During a 2010 arbitration proceeding over a contract dispute with the firefighters union, George Stevens, the county’s chief financial officer, acknowledged it’s cheaper for the county to pay overtime in the Fire Department than it is to hire new employees.

This year, the county will spend an estimated $8 million out of the general fund on overtime and callback pay, which is overtime and an additional retirement account contribution. A firefighter receives callback pay for returning to work sooner than 12 hours after finishing a shift. That number, which fell from $18 million in 2008 to $10 million in 2011, is expected to decline further to about
$5 million next year.

Thirty-five firefighters were hired since January, and still more could be hired this year, a county source said.

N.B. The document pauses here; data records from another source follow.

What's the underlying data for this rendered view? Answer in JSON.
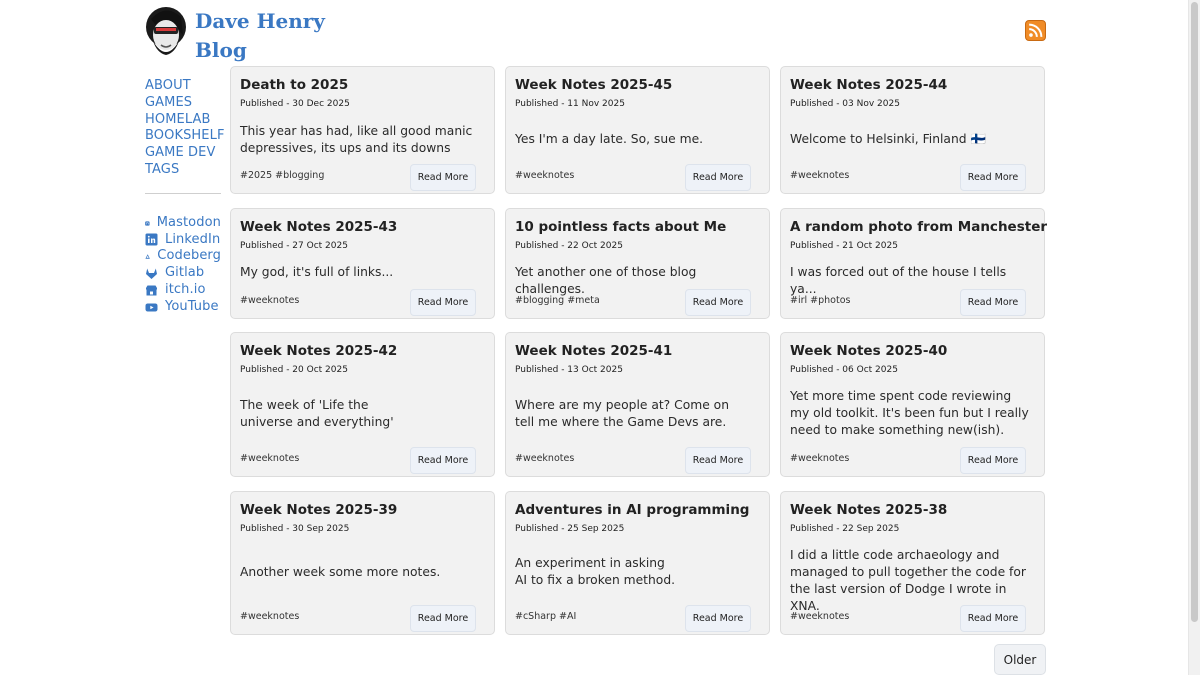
{
  "site": {
    "title_line1": "Dave Henry",
    "title_line2": "Blog",
    "avatar_icon": "avatar-portrait-icon",
    "rss_icon": "rss-feed-icon",
    "accent": "#3a78c3"
  },
  "nav": [
    "ABOUT",
    "GAMES",
    "HOMELAB",
    "BOOKSHELF",
    "GAME DEV",
    "TAGS"
  ],
  "social": [
    {
      "label": "Mastodon",
      "icon": "mastodon-icon"
    },
    {
      "label": "LinkedIn",
      "icon": "linkedin-icon"
    },
    {
      "label": "Codeberg",
      "icon": "codeberg-icon"
    },
    {
      "label": "Gitlab",
      "icon": "gitlab-icon"
    },
    {
      "label": "itch.io",
      "icon": "itchio-icon"
    },
    {
      "label": "YouTube",
      "icon": "youtube-icon"
    }
  ],
  "read_more_label": "Read More",
  "older_label": "Older",
  "posts": [
    {
      "title": "Death to 2025",
      "date": "Published - 30 Dec 2025",
      "excerpt": [
        "This year has had, like all good manic",
        "depressives, its ups and its downs"
      ],
      "tags": "#2025 #blogging"
    },
    {
      "title": "Week Notes 2025-45",
      "date": "Published - 11 Nov 2025",
      "excerpt": [
        "Yes I'm a day late. So, sue me."
      ],
      "tags": "#weeknotes"
    },
    {
      "title": "Week Notes 2025-44",
      "date": "Published - 03 Nov 2025",
      "excerpt": [
        "Welcome to Helsinki, Finland 🇫🇮"
      ],
      "tags": "#weeknotes"
    },
    {
      "title": "Week Notes 2025-43",
      "date": "Published - 27 Oct 2025",
      "excerpt": [
        "My god, it's full of links..."
      ],
      "tags": "#weeknotes"
    },
    {
      "title": "10 pointless facts about Me",
      "date": "Published - 22 Oct 2025",
      "excerpt": [
        "Yet another one of those blog challenges."
      ],
      "tags": "#blogging #meta"
    },
    {
      "title": "A random photo from Manchester",
      "date": "Published - 21 Oct 2025",
      "excerpt": [
        "I was forced out of the house I tells ya..."
      ],
      "tags": "#irl #photos"
    },
    {
      "title": "Week Notes 2025-42",
      "date": "Published - 20 Oct 2025",
      "excerpt": [
        "The week of 'Life the",
        "universe and everything'"
      ],
      "tags": "#weeknotes"
    },
    {
      "title": "Week Notes 2025-41",
      "date": "Published - 13 Oct 2025",
      "excerpt": [
        "Where are my people at? Come on",
        "tell me where the Game Devs are."
      ],
      "tags": "#weeknotes"
    },
    {
      "title": "Week Notes 2025-40",
      "date": "Published - 06 Oct 2025",
      "excerpt": [
        "Yet more time spent code reviewing",
        "my old toolkit. It's been fun but I really",
        "need to make something new(ish)."
      ],
      "tags": "#weeknotes"
    },
    {
      "title": "Week Notes 2025-39",
      "date": "Published - 30 Sep 2025",
      "excerpt": [
        "Another week some more notes."
      ],
      "tags": "#weeknotes"
    },
    {
      "title": "Adventures in AI programming",
      "date": "Published - 25 Sep 2025",
      "excerpt": [
        "An experiment in asking",
        "AI to fix a broken method."
      ],
      "tags": "#cSharp #AI"
    },
    {
      "title": "Week Notes 2025-38",
      "date": "Published - 22 Sep 2025",
      "excerpt": [
        "I did a little code archaeology and",
        "managed to pull together the code for",
        "the last version of Dodge I wrote in XNA."
      ],
      "tags": "#weeknotes"
    }
  ]
}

Ryan Beaman, president of the International Association of Firefighters Local 1908, blamed increased overtime costs on county officials, who are charged with staffing the department. He pointed to 40 positions among three newer fire stations in CityCenter and elsewhere that were filled by employees working overtime. Some of their equipment had been shut down to cut costs.

“We don’t have the right to staff,” Beaman said. “It’s all on the county. We shouldn’t get blamed for it as the union. … We’ve always said if you want to reduce overtime, hire more people.”

Overtime pay was included in an internal county investigation into allegations of sick leave abuse by some Fire Department employees. In 2010, overtime helped push county firefighters’ average pay to $130,000 and battalion chiefs’ to $183,000.

“For a little bit more money, we can bring overtime down significantly,” the county source said.

Firefighters’ sick leave can be costly because the tight staffing often requires those who fill in for absent co-workers to be paid overtime and usually for 24 hours.

Sick leave fell 57,000 hours in the two years county officials began questioning whether some were abusing the system in 2009. According to the most recent annual employee compensation report, the average salary and benefits for firefighters fell to $175,000 in fiscal year 2011, from $189,000 in fiscal year 2010.

The county hired Jeremy Aguero, principal analyst with Applied Analysis, to research the past few years of staffing history and vacancy rates and to determine the optimal staffing rate to limit overtime and make the department cost effective. The county paid less than $50,000 for the study.

Aguero confirmed Monday he is looking into how changes in Fire Department staffing levels will affect overtime in the county but declined to comment further, citing company policy regarding ongoing projects.

To save more money, county and Fire Department officials reached a tentative three-year contract last week expected to save the county about $60 million over 25 years.

The deal eliminates longevity pay for new hires and freezes cost-of-living adjustments for the first two years with the option of allowing either party to renegotiate the third year.

Union members are scheduled to vote on the agreement April 10-12. The County Commission is expected to ratify the agreement at its April 17 meeting.